In the subsequent judicial proceeding, the court held that the information gained through the key logger software was obtained in violation of Section 32 par. 1 of the German Federal Data Protection Act (BDSG) and must not be utilized as the use of such software infringes the employee’s right to informational self-determination as a part of the general right of privacy encoded in the German constitution. Therefore, the employer could not lawfully use the information from the key logger to support its decision to terminate the employee. The court further stated that such collection of information was not permitted as the employer did not have any sufficient suspicion of a criminal offense or other serious breach of duty by the employee. Thus, the use of key logger software was, in the court’s opinion, disproportionate and consequently not justified.
The court’s judgement is consistent with previous decisions regarding secret surveillance of employees.

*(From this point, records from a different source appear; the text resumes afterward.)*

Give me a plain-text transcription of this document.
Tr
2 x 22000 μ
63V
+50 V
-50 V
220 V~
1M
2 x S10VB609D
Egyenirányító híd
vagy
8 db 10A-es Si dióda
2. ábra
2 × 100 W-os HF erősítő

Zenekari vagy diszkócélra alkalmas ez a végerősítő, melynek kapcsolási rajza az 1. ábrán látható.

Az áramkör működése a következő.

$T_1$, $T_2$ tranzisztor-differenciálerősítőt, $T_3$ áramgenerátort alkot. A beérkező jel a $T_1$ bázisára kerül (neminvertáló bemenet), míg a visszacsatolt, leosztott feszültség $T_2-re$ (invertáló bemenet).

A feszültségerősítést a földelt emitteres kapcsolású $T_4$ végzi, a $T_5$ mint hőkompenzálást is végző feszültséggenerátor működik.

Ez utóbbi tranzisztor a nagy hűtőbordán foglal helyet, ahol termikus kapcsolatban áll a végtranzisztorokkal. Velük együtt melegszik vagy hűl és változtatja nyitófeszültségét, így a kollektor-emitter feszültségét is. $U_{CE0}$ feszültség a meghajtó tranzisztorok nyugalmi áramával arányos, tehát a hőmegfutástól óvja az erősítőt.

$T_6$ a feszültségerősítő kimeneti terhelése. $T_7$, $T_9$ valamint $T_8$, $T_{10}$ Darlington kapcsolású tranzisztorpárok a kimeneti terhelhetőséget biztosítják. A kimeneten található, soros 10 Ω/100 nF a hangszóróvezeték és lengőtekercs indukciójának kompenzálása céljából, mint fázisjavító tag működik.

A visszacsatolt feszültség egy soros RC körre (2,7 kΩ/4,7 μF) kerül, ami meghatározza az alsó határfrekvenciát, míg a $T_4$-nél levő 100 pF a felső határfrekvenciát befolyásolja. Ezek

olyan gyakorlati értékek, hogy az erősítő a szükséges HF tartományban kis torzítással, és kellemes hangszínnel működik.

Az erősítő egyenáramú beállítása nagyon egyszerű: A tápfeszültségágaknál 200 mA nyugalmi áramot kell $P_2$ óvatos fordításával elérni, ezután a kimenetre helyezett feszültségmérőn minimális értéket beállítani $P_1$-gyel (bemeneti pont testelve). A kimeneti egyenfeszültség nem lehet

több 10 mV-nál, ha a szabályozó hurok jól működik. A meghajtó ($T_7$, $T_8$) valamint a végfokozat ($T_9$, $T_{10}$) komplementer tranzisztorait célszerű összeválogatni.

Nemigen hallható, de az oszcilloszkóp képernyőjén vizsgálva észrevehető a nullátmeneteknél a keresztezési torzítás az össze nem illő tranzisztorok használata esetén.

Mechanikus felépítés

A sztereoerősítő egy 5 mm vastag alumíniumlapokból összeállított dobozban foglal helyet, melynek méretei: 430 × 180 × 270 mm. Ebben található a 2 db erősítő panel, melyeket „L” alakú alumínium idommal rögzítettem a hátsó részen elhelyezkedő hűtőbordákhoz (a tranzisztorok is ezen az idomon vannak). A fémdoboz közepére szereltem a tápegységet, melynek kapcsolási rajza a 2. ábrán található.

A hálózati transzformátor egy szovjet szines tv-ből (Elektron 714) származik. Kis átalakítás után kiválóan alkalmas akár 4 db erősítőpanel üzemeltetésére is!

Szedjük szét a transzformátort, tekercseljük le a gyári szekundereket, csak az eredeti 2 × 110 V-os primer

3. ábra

The decision is also consistent with the Article 29 Working Party’s recent guidance regarding data processing at work (WP 249) and prior guidance regarding the surveillance of electronic communications in the workplace (WP 55).
Looking ahead, it is very likely that the German jurisprudence on employee surveillance will prevail under the General Data Protection Regulation (GDPR) because the new German Federal Data Protection Act takes advantage of an “opening clause” in the GDPR, enabling provision of divergent national law regarding employee privacy. The equivalent provision of the new German law (section 26) is comparable to section 32 BDSG, under which the case was decided. Hence, monitoring of employees without cause will most likely remain unlawful under privacy laws as interpreted by German courts and authorities.
Consequently, companies using security tools that monitor employees’ use of IT systems should be careful and review the use of such tools under current and future privacy laws.